Analis PT MNC Sekuritas, Herditya Wicaksana menuturkan, koreksi IHSG yang terjadi didorong tekanan aksi jual. Pada Jumat, 28 Februari 2025, aksi jual saham oleh investor asing mencapai Rp 8 triliun. Selain itu, nilai tukar rupiah terhadap dolar Amerika Serikat masih tertekan. Dari sentimen global, kekhawatiran tarif dagang oleh Presiden Amerika Serikat (AS) Donald Trump juga bayangi IHSG).
“Meningkatnya kekhawatiran investor akan pemberlakuan tarif impor AS terhadap Kanada, Meksiko dan China,” ia menambahkan.

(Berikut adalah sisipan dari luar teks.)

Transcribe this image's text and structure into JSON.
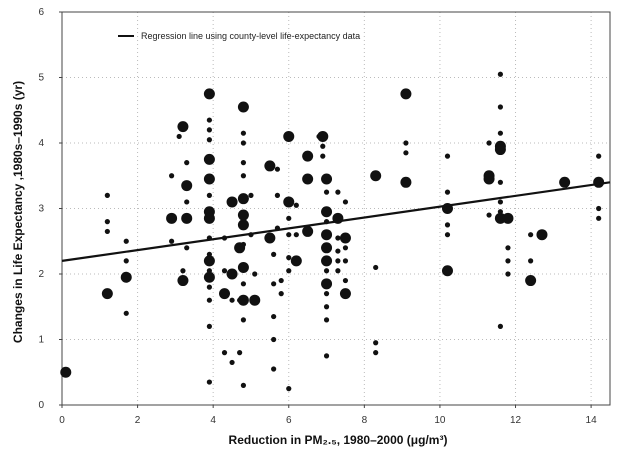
{
  "chart_data": {
    "type": "scatter",
    "xlabel": "Reduction in PM₂.₅, 1980–2000 (μg/m³)",
    "ylabel": "Changes in Life Expectancy ,1980s–1990s (yr)",
    "xlim": [
      0,
      14.5
    ],
    "ylim": [
      0,
      6
    ],
    "x_ticks": [
      "0",
      "2",
      "4",
      "6",
      "8",
      "10",
      "12",
      "14"
    ],
    "y_ticks": [
      "0",
      "1",
      "2",
      "3",
      "4",
      "5",
      "6"
    ],
    "grid": true,
    "legend": {
      "label": "Regression line using county-level life-expectancy data",
      "placement": "top-left"
    },
    "regression": {
      "x": [
        0,
        14.5
      ],
      "y": [
        2.2,
        3.4
      ]
    },
    "colors": {
      "points": "#111111",
      "line": "#111111",
      "grid": "#bbbbbb"
    },
    "points": [
      {
        "x": 0.1,
        "y": 0.5,
        "size": "large"
      },
      {
        "x": 1.2,
        "y": 3.2,
        "size": "small"
      },
      {
        "x": 1.2,
        "y": 2.8,
        "size": "small"
      },
      {
        "x": 1.2,
        "y": 2.65,
        "size": "small"
      },
      {
        "x": 1.2,
        "y": 1.7,
        "size": "large"
      },
      {
        "x": 1.7,
        "y": 2.5,
        "size": "small"
      },
      {
        "x": 1.7,
        "y": 2.2,
        "size": "small"
      },
      {
        "x": 1.7,
        "y": 1.95,
        "size": "large"
      },
      {
        "x": 1.7,
        "y": 1.4,
        "size": "small"
      },
      {
        "x": 2.9,
        "y": 3.5,
        "size": "small"
      },
      {
        "x": 2.9,
        "y": 2.85,
        "size": "large"
      },
      {
        "x": 2.9,
        "y": 2.5,
        "size": "small"
      },
      {
        "x": 3.1,
        "y": 4.1,
        "size": "small"
      },
      {
        "x": 3.2,
        "y": 4.25,
        "size": "large"
      },
      {
        "x": 3.3,
        "y": 3.7,
        "size": "small"
      },
      {
        "x": 3.3,
        "y": 3.35,
        "size": "large"
      },
      {
        "x": 3.3,
        "y": 3.1,
        "size": "small"
      },
      {
        "x": 3.3,
        "y": 2.85,
        "size": "large"
      },
      {
        "x": 3.3,
        "y": 2.4,
        "size": "small"
      },
      {
        "x": 3.2,
        "y": 2.05,
        "size": "small"
      },
      {
        "x": 3.2,
        "y": 1.9,
        "size": "large"
      },
      {
        "x": 3.9,
        "y": 4.75,
        "size": "large"
      },
      {
        "x": 3.9,
        "y": 4.35,
        "size": "small"
      },
      {
        "x": 3.9,
        "y": 4.2,
        "size": "small"
      },
      {
        "x": 3.9,
        "y": 4.05,
        "size": "small"
      },
      {
        "x": 3.9,
        "y": 3.75,
        "size": "large"
      },
      {
        "x": 3.9,
        "y": 3.45,
        "size": "large"
      },
      {
        "x": 3.9,
        "y": 3.2,
        "size": "small"
      },
      {
        "x": 3.9,
        "y": 2.95,
        "size": "large"
      },
      {
        "x": 3.9,
        "y": 2.85,
        "size": "large"
      },
      {
        "x": 3.9,
        "y": 2.55,
        "size": "small"
      },
      {
        "x": 3.9,
        "y": 2.3,
        "size": "small"
      },
      {
        "x": 3.9,
        "y": 2.2,
        "size": "large"
      },
      {
        "x": 3.9,
        "y": 2.05,
        "size": "small"
      },
      {
        "x": 3.9,
        "y": 1.95,
        "size": "large"
      },
      {
        "x": 3.9,
        "y": 1.8,
        "size": "small"
      },
      {
        "x": 3.9,
        "y": 1.6,
        "size": "small"
      },
      {
        "x": 3.9,
        "y": 1.2,
        "size": "small"
      },
      {
        "x": 3.9,
        "y": 0.35,
        "size": "small"
      },
      {
        "x": 4.3,
        "y": 2.55,
        "size": "small"
      },
      {
        "x": 4.3,
        "y": 2.05,
        "size": "small"
      },
      {
        "x": 4.3,
        "y": 1.7,
        "size": "large"
      },
      {
        "x": 4.3,
        "y": 0.8,
        "size": "small"
      },
      {
        "x": 4.5,
        "y": 3.1,
        "size": "large"
      },
      {
        "x": 4.5,
        "y": 2.0,
        "size": "large"
      },
      {
        "x": 4.5,
        "y": 1.6,
        "size": "small"
      },
      {
        "x": 4.5,
        "y": 0.65,
        "size": "small"
      },
      {
        "x": 4.7,
        "y": 2.4,
        "size": "large"
      },
      {
        "x": 4.7,
        "y": 1.6,
        "size": "small"
      },
      {
        "x": 4.7,
        "y": 0.8,
        "size": "small"
      },
      {
        "x": 4.8,
        "y": 4.55,
        "size": "large"
      },
      {
        "x": 4.8,
        "y": 4.15,
        "size": "small"
      },
      {
        "x": 4.8,
        "y": 4.0,
        "size": "small"
      },
      {
        "x": 4.8,
        "y": 3.7,
        "size": "small"
      },
      {
        "x": 4.8,
        "y": 3.5,
        "size": "small"
      },
      {
        "x": 4.8,
        "y": 3.15,
        "size": "large"
      },
      {
        "x": 4.8,
        "y": 2.9,
        "size": "large"
      },
      {
        "x": 4.8,
        "y": 2.75,
        "size": "large"
      },
      {
        "x": 4.8,
        "y": 2.45,
        "size": "small"
      },
      {
        "x": 4.8,
        "y": 2.1,
        "size": "large"
      },
      {
        "x": 4.8,
        "y": 1.85,
        "size": "small"
      },
      {
        "x": 4.8,
        "y": 1.6,
        "size": "large"
      },
      {
        "x": 4.8,
        "y": 1.3,
        "size": "small"
      },
      {
        "x": 4.8,
        "y": 0.3,
        "size": "small"
      },
      {
        "x": 5.0,
        "y": 3.2,
        "size": "small"
      },
      {
        "x": 5.0,
        "y": 2.6,
        "size": "small"
      },
      {
        "x": 5.1,
        "y": 2.0,
        "size": "small"
      },
      {
        "x": 5.1,
        "y": 1.6,
        "size": "large"
      },
      {
        "x": 5.5,
        "y": 3.65,
        "size": "large"
      },
      {
        "x": 5.5,
        "y": 2.55,
        "size": "large"
      },
      {
        "x": 5.6,
        "y": 2.3,
        "size": "small"
      },
      {
        "x": 5.6,
        "y": 1.85,
        "size": "small"
      },
      {
        "x": 5.6,
        "y": 1.35,
        "size": "small"
      },
      {
        "x": 5.6,
        "y": 1.0,
        "size": "small"
      },
      {
        "x": 5.6,
        "y": 0.55,
        "size": "small"
      },
      {
        "x": 5.7,
        "y": 3.6,
        "size": "small"
      },
      {
        "x": 5.7,
        "y": 3.2,
        "size": "small"
      },
      {
        "x": 5.7,
        "y": 2.7,
        "size": "small"
      },
      {
        "x": 5.8,
        "y": 1.9,
        "size": "small"
      },
      {
        "x": 5.8,
        "y": 1.7,
        "size": "small"
      },
      {
        "x": 6.0,
        "y": 4.1,
        "size": "large"
      },
      {
        "x": 6.0,
        "y": 3.1,
        "size": "large"
      },
      {
        "x": 6.0,
        "y": 2.85,
        "size": "small"
      },
      {
        "x": 6.0,
        "y": 2.6,
        "size": "small"
      },
      {
        "x": 6.0,
        "y": 2.25,
        "size": "small"
      },
      {
        "x": 6.0,
        "y": 2.05,
        "size": "small"
      },
      {
        "x": 6.0,
        "y": 0.25,
        "size": "small"
      },
      {
        "x": 6.2,
        "y": 3.05,
        "size": "small"
      },
      {
        "x": 6.2,
        "y": 2.6,
        "size": "small"
      },
      {
        "x": 6.2,
        "y": 2.2,
        "size": "large"
      },
      {
        "x": 6.5,
        "y": 3.8,
        "size": "large"
      },
      {
        "x": 6.5,
        "y": 3.45,
        "size": "large"
      },
      {
        "x": 6.5,
        "y": 2.65,
        "size": "large"
      },
      {
        "x": 6.8,
        "y": 4.1,
        "size": "small"
      },
      {
        "x": 6.9,
        "y": 4.1,
        "size": "large"
      },
      {
        "x": 6.9,
        "y": 3.95,
        "size": "small"
      },
      {
        "x": 6.9,
        "y": 3.8,
        "size": "small"
      },
      {
        "x": 7.0,
        "y": 3.45,
        "size": "large"
      },
      {
        "x": 7.0,
        "y": 3.25,
        "size": "small"
      },
      {
        "x": 7.0,
        "y": 2.95,
        "size": "large"
      },
      {
        "x": 7.0,
        "y": 2.8,
        "size": "small"
      },
      {
        "x": 7.0,
        "y": 2.6,
        "size": "large"
      },
      {
        "x": 7.0,
        "y": 2.4,
        "size": "large"
      },
      {
        "x": 7.0,
        "y": 2.2,
        "size": "large"
      },
      {
        "x": 7.0,
        "y": 2.05,
        "size": "small"
      },
      {
        "x": 7.0,
        "y": 1.85,
        "size": "large"
      },
      {
        "x": 7.0,
        "y": 1.7,
        "size": "small"
      },
      {
        "x": 7.0,
        "y": 1.5,
        "size": "small"
      },
      {
        "x": 7.0,
        "y": 1.3,
        "size": "small"
      },
      {
        "x": 7.0,
        "y": 0.75,
        "size": "small"
      },
      {
        "x": 7.3,
        "y": 3.25,
        "size": "small"
      },
      {
        "x": 7.3,
        "y": 2.85,
        "size": "large"
      },
      {
        "x": 7.3,
        "y": 2.55,
        "size": "small"
      },
      {
        "x": 7.3,
        "y": 2.35,
        "size": "small"
      },
      {
        "x": 7.3,
        "y": 2.2,
        "size": "small"
      },
      {
        "x": 7.3,
        "y": 2.05,
        "size": "small"
      },
      {
        "x": 7.5,
        "y": 3.1,
        "size": "small"
      },
      {
        "x": 7.5,
        "y": 2.55,
        "size": "large"
      },
      {
        "x": 7.5,
        "y": 2.4,
        "size": "small"
      },
      {
        "x": 7.5,
        "y": 2.2,
        "size": "small"
      },
      {
        "x": 7.5,
        "y": 1.9,
        "size": "small"
      },
      {
        "x": 7.5,
        "y": 1.7,
        "size": "large"
      },
      {
        "x": 8.3,
        "y": 3.5,
        "size": "large"
      },
      {
        "x": 8.3,
        "y": 2.1,
        "size": "small"
      },
      {
        "x": 8.3,
        "y": 0.95,
        "size": "small"
      },
      {
        "x": 8.3,
        "y": 0.8,
        "size": "small"
      },
      {
        "x": 9.1,
        "y": 4.75,
        "size": "large"
      },
      {
        "x": 9.1,
        "y": 4.0,
        "size": "small"
      },
      {
        "x": 9.1,
        "y": 3.85,
        "size": "small"
      },
      {
        "x": 9.1,
        "y": 3.4,
        "size": "large"
      },
      {
        "x": 10.2,
        "y": 3.8,
        "size": "small"
      },
      {
        "x": 10.2,
        "y": 3.25,
        "size": "small"
      },
      {
        "x": 10.2,
        "y": 3.0,
        "size": "large"
      },
      {
        "x": 10.2,
        "y": 2.75,
        "size": "small"
      },
      {
        "x": 10.2,
        "y": 2.6,
        "size": "small"
      },
      {
        "x": 10.2,
        "y": 2.05,
        "size": "large"
      },
      {
        "x": 11.3,
        "y": 4.0,
        "size": "small"
      },
      {
        "x": 11.3,
        "y": 3.5,
        "size": "large"
      },
      {
        "x": 11.3,
        "y": 3.45,
        "size": "large"
      },
      {
        "x": 11.3,
        "y": 2.9,
        "size": "small"
      },
      {
        "x": 11.6,
        "y": 5.05,
        "size": "small"
      },
      {
        "x": 11.6,
        "y": 4.55,
        "size": "small"
      },
      {
        "x": 11.6,
        "y": 4.15,
        "size": "small"
      },
      {
        "x": 11.6,
        "y": 3.95,
        "size": "large"
      },
      {
        "x": 11.6,
        "y": 3.9,
        "size": "large"
      },
      {
        "x": 11.6,
        "y": 3.4,
        "size": "small"
      },
      {
        "x": 11.6,
        "y": 3.1,
        "size": "small"
      },
      {
        "x": 11.6,
        "y": 2.95,
        "size": "small"
      },
      {
        "x": 11.6,
        "y": 2.85,
        "size": "large"
      },
      {
        "x": 11.6,
        "y": 1.2,
        "size": "small"
      },
      {
        "x": 11.8,
        "y": 2.85,
        "size": "large"
      },
      {
        "x": 11.8,
        "y": 2.4,
        "size": "small"
      },
      {
        "x": 11.8,
        "y": 2.2,
        "size": "small"
      },
      {
        "x": 11.8,
        "y": 2.0,
        "size": "small"
      },
      {
        "x": 12.4,
        "y": 2.6,
        "size": "small"
      },
      {
        "x": 12.4,
        "y": 2.2,
        "size": "small"
      },
      {
        "x": 12.4,
        "y": 1.9,
        "size": "large"
      },
      {
        "x": 12.7,
        "y": 2.6,
        "size": "large"
      },
      {
        "x": 13.3,
        "y": 3.4,
        "size": "large"
      },
      {
        "x": 14.2,
        "y": 3.8,
        "size": "small"
      },
      {
        "x": 14.2,
        "y": 3.4,
        "size": "large"
      },
      {
        "x": 14.2,
        "y": 3.0,
        "size": "small"
      },
      {
        "x": 14.2,
        "y": 2.85,
        "size": "small"
      }
    ]
  }
}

Herditya menuturkan, faktor lain yang menekan IHSG yakni rating MSCI Indonesia yang diturunkan dan investor juga cenderung wait and see peluncuran Danantara. “Rilis kinerja BBRI pada Januari 2025 yang cenderung melemah,” kata Herditya.
Sektor Saham
Sementara itu, rata-rata frekuensi transaksi harian terpangkas 4,52 persen menjadi 1,18 juta kali transaksi dari 1,23 juta kali transaksi pada pekan lalu.
Kenaikan tertinggi terjadi pada rata-rata volume transaksi harian bursa. Rata-rata volume transaksi harian bursa melonjak 21,62 persen menjadi 22,36 miliar saham dari 18,38 miliar saham. Selain itu, rata-rata nilai transaksi harian bursa bertambah 16,19 persen menjadi Rp 13,69 triliun dari Rp 11,78 triliun.
Selama sepekan, investor asing jual saham Rp 10,21 triliun. Aksi jual saham ini lebih besar dari pekan lalu sebesar Rp 1,16 triliun. Dengan demikian, sepanjang 2025, investor asing lepas saham Rp 21,90 triliun.
Selama sepekan, mayoritas sektor saham tertekan. Sektor saham basic materials pimpin koreksi dengan turun 12,63 persen. Sektor saham energi merosot 8,87 persen, sektor saham industri terpangkas 5,55 persen dan sektor saham consumer nonsiklikal melemah 7,58 persen.
Kemudian sektor saham consumer siklikal susut 5,89 persen, sektor saham perawatan kesehatan terpangkas 4,03 persen, sektor saham keuangan merosot 6,13 persen, sektor saham properti dan real estate terpangkas 5,19 persen.
Lalu sektor saham infrastruktur terperosok 8,52 persen dan sektor saham transportasi dan logistik susut 4,67 persen. Sedangkan sektor saham teknologi melambung 11,86 persen.